The two most valuable famous ornamental trees in Vietnam can be found in the Trieu Khuc ancient village.

They are a sanh tree owned by Mr Nguyen Gia Hien and a red-bud banian tree owned by Mr Chau Thu - both are second to none at many contests for ornamental trees in Vietnam.

Some business men offered $400,000 each for the two Trieu Khuc trees in 2006. But the owners refused, as bonsai tree experts had valued them at $5m.

But especially impressive is how priceless the trees are to their owners.

For Mr Toan, his trees are invaluable. "A man was willing to pay $1.2 million for my tree but I didn't want to sell it. If I sold it, how could I find a second tree like it," Toan said.

Why are ornamental trees worth so much?

Interestingly, these Vietnamese 'super trees' are not very valuable in the eyes of Japanese bonsai experts. And, likewise, Japanese bonsais are not valuable to Vietnamese experts.

According to experts, ornamental trees must meet certain criteria.

Firstly, the trees must be grown in pots for over a hundred years. Secondly they must be a special species and have a unique shape.

Thirdly, they must express some message or topic through their postures, which are believed to reflect the characteristics of the tree's creator or gardener.

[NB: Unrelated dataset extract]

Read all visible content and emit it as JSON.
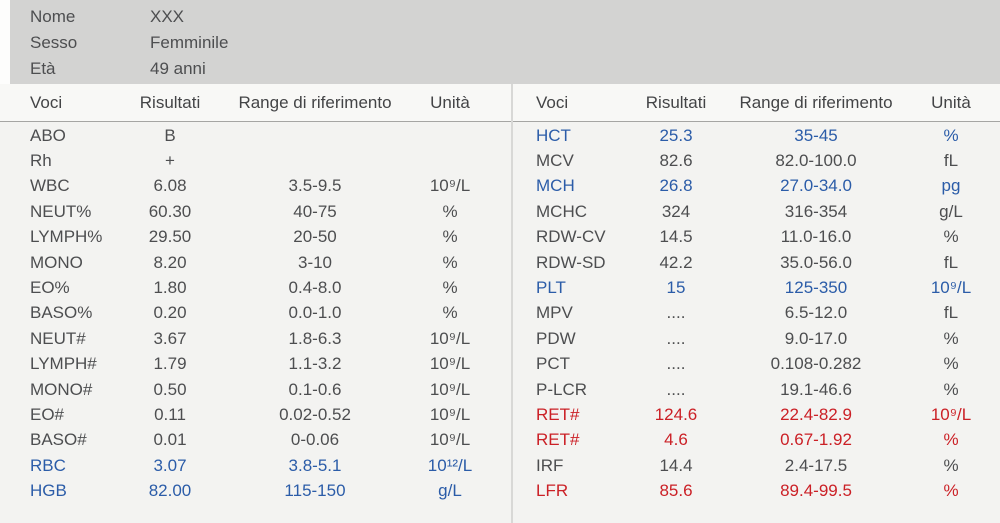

The fourth factor is the individual tastes of the buyer.

Hanoians are apparently the most refined in their taste for ornamental trees, because their trees are different from any place in the country and even the outside world.

These trees are very rare. A several hundred years-old ornamental tree will have been cultivated by several generations of gardeners.

The process of cultivating the trees is very spiritual in itself. A branch of leaf must only be pruned after careful thought, and at the right time.

For the gardener or owner, the tree is treasured and sacred. It therefore often proves difficult for would-be buyers to assess a price or pursuade the tree's owner to sell.

One ornamental tree collector had his offer of $188,000 for a 300 year-old sanh tree refused by the Do family in the northern province of Nam Dinh. The offer, they said, wasn't enough for the 300 year-old masterpiece. Such refusals are relatively common.

Another family refused to sell because their tree was regarded as a spiritual asset for the whole family.

Rich tree collectors always pay attention to the spiritual aspects of the trees. For instance, a man named Dinh Hong Quan paid several billion dong to buy two sanh trees to avoid bad luck.

It has been said that once a man devotes his heart to a tree, the tree can understand his mind. Though there are no scientific grounds for this, this is a core belief of tree collectors and experts.